"Entra ano, sai ano, em alguns encontros de família maiores de repente todo mundo explode em risada, “putz, como é que você lembrou dessa, heim?”
São historias de quando era projetos de gente, e os meninos corriam na beira do telhado enquanto a gente no quarto fazia dormir o bebê e nem imaginava o perigo logo ali em cima. Ou quando eram adolescentes e a gente não adormecia direito enquanto não soubesse que todos estavam em casa. Ou de quando se casaram e pela primeira vez os vimos como realmente eram agora: adultos como nos casamos, tivemos filhos, batalhamos, ganhamos, perdemos.. que coisa.
No tempo em que ainda não era um agrônomo barbudo, mas um menino de bochechas rosadas e olhos de um prodigioso azul, um de meus filhos homens se fez e desfez, montou e remontou a palavra que significava um seu amado companheiro. Aquele, de quase-bebê, que levava por toda parte, o objeto estimado.

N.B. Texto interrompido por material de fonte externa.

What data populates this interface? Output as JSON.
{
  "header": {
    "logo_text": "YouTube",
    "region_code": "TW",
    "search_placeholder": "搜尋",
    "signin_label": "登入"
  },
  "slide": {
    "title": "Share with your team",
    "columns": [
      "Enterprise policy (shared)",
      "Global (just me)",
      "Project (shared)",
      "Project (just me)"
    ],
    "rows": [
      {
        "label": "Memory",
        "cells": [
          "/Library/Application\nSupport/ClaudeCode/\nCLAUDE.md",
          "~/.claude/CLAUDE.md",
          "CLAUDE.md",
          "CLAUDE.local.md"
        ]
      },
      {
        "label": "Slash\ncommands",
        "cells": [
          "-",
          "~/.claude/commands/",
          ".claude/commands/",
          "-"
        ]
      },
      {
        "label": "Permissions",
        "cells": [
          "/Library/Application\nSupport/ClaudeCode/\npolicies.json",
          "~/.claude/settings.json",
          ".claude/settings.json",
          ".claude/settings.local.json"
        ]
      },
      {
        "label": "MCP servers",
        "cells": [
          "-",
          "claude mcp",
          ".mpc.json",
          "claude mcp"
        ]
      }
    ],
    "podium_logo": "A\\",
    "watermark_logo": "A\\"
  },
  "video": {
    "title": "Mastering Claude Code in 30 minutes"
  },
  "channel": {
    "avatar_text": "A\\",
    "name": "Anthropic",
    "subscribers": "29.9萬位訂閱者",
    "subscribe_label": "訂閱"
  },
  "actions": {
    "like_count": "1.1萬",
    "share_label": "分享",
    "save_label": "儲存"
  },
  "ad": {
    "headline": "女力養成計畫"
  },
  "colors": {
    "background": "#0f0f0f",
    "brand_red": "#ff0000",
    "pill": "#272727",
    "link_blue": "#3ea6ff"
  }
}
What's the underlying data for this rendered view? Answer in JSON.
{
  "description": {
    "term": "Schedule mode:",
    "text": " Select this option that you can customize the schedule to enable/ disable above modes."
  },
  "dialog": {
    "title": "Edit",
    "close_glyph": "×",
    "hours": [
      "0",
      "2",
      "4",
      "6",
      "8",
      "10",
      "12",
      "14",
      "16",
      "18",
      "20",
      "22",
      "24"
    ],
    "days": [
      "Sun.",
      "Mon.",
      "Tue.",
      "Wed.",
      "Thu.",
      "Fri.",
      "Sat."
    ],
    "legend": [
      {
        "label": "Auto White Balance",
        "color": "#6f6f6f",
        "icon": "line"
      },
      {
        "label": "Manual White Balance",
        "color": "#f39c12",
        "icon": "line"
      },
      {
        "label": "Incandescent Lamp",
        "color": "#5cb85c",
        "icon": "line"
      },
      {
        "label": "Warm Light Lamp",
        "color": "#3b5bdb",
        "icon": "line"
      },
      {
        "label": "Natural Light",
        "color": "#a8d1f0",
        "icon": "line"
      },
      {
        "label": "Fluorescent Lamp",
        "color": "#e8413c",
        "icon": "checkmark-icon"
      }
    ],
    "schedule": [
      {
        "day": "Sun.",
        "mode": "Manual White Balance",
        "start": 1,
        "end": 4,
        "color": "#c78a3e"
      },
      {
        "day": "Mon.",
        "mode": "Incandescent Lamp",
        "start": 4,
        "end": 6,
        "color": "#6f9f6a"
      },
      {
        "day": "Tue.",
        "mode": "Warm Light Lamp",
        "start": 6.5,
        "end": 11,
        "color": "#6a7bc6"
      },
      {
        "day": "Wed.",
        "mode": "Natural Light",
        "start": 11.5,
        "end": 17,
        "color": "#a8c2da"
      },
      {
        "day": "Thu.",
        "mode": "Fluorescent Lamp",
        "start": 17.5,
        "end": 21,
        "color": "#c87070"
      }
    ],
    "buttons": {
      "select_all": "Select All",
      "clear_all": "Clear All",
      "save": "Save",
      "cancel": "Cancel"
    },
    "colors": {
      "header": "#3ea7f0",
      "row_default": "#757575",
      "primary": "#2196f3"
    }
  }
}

Não adiantaram pai e mãe – mesmo sabendo que era bobagem o que estava fazendo – pronunciarem a palavra “correta” diante deles várias vezes.
O correto dele era outro.
Tudo começou com o pedido:
- Mãe, onde tá o meu sivola?
Vários minutos pra descobrir o que era. Cebola? Cavalo? Ceroula nem existia naquela época. Finalmente ele mesmo encontrou, veio abraço ao seu tesouro:
- Ó, mãe, pra nanar.
- Ah, isso aí é travesseiro, filhinho, tra-ve-ssei-ro.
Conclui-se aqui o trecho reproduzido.